Jean-Pierre Chevènement – Je ne vais pas faire le discours de la méthode. J’ai montré comment, dans certaines situations, il est possible de rebrasser les cartes, de faire monter les enchères, de renouveler un peu le paysage. On n’est jamais enfermé dans une situation. On peut toujours faire preuve de pragmatisme.

J’ai fait preuve de pragmatisme en adhérant à la SFIO. J’ai fait preuve de pragmatisme en soutenant François Mitterrand. Il y a peu de domaines où je n’ai pas fait preuve de beaucoup de pragmatisme. Mais en même temps, j’ai maintenu une ligne cohérente, une ligne républicaine, qui se laisse aisément discerner par exemple de l’Éducation nationale au ministère de l’Intérieur, ou bien à la tête des différents mouvements politiques que j’ai animés. Je pense que les gens du CERES n’ont pas été trahis. Ils ont d’eux-mêmes voté leur transformation en Socialisme et République. Socialisme et République est devenu le Mouvement des citoyens (MDC), puis le Mouvement républicain et citoyen (MRC). Disons qu’il y a quand même un fil rouge qui court et qui fait que sur cinquante ans de vie politique, j’ai quand même le sentiment d’avoir tracé un parcours dans lequel peuvent s’investir les jeunes générations.
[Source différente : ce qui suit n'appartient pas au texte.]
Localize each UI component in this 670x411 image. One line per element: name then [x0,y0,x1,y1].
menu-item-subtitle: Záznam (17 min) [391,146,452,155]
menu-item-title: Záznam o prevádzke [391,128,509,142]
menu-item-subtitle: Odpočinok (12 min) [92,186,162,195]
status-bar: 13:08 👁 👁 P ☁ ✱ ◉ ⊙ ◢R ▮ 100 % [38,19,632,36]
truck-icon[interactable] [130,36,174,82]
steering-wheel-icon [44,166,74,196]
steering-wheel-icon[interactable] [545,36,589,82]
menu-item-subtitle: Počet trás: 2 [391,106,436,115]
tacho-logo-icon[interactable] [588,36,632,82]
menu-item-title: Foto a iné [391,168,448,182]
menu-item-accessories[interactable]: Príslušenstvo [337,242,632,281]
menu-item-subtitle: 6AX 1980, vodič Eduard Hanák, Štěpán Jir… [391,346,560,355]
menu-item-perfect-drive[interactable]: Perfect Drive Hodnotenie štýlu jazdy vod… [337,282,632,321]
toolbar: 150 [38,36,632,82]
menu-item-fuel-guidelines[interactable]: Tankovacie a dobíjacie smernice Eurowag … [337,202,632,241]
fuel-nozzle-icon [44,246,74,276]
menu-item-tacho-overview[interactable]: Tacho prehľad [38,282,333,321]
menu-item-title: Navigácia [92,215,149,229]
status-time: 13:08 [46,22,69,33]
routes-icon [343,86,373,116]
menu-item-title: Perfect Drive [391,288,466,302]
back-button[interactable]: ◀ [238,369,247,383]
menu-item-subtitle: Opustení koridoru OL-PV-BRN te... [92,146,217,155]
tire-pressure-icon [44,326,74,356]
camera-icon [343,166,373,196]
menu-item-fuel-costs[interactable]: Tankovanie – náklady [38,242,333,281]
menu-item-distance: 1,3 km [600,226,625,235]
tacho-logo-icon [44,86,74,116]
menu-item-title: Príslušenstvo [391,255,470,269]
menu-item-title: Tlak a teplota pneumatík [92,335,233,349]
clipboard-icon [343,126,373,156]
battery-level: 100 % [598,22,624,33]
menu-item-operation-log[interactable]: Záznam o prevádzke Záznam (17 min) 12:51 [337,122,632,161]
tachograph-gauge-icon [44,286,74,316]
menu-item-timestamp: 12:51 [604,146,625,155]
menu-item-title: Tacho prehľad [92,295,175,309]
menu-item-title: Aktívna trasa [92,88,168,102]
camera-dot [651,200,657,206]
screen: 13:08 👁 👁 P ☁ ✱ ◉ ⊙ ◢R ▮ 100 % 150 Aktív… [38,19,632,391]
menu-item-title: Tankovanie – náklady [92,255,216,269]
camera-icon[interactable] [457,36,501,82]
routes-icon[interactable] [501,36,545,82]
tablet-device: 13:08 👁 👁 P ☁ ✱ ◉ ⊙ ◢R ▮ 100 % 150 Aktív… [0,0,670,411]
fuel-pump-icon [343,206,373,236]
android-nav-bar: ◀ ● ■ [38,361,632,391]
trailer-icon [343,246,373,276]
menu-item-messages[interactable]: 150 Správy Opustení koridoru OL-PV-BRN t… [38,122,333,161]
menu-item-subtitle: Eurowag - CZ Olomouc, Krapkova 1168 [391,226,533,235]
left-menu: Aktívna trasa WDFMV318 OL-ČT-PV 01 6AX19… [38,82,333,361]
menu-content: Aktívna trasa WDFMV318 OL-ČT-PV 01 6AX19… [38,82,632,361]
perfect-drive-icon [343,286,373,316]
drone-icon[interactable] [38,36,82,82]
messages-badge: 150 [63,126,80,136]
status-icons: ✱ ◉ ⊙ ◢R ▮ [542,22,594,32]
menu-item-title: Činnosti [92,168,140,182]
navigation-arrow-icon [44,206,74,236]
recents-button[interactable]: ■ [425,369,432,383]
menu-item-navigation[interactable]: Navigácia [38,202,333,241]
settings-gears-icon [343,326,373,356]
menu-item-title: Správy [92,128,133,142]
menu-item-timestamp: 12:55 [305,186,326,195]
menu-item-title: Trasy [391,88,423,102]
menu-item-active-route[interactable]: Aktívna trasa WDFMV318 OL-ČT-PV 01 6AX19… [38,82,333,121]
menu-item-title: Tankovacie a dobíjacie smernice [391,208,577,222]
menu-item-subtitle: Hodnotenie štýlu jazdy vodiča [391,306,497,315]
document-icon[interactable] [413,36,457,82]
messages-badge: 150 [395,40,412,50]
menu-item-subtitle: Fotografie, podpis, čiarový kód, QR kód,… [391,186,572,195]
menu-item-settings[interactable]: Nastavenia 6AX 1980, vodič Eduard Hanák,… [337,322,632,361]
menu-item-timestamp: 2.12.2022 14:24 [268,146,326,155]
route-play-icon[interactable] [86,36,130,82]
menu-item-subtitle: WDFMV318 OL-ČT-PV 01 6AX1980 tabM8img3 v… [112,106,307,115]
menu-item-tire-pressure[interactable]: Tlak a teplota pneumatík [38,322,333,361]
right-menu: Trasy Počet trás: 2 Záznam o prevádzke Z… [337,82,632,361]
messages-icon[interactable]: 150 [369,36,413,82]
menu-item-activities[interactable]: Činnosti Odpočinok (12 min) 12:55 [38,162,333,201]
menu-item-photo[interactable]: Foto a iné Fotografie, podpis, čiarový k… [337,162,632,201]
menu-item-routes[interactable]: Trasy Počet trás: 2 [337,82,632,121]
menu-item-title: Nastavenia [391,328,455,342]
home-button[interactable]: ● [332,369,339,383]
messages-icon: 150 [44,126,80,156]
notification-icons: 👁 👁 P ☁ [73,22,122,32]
Je termine mon livre sur une citation de Didier Motchane. La voici : « Dix ans, c’est beaucoup dans la vie d’un homme, mais c’est peu de la vie d’un peuple ou d’une nation. »

Je pense que si on raisonne à plus long terme, la France a encore quelque chose sous la semelle. Nous ne sommes pas perdus si nous restons fidèles à nos principes républicains. Nous sommes capables de maintenir une République, une République accueillante, mais une République qui saura faire respecter ses lois, et autour de laquelle on peut espérer que le reste de l’Europe s’agrégera et s’organisera. Nous ne devons pas accepter de missions subordonnées qui nous feraient perdre notre âme. C’est tout le problème de notre relation avec l’Allemagne.

Les Allemands sont là, ce sont nos voisins, il faut faire avec. Ce sont nos cousins germains, mais en même temps, ils ne sont pas faciles. Nous avions su compenser nos faiblesses de tempérament par l’État. C’est l’État qui a permis à la France de tenir au long des siècles.

Donc plus que jamais, l’État Républicain.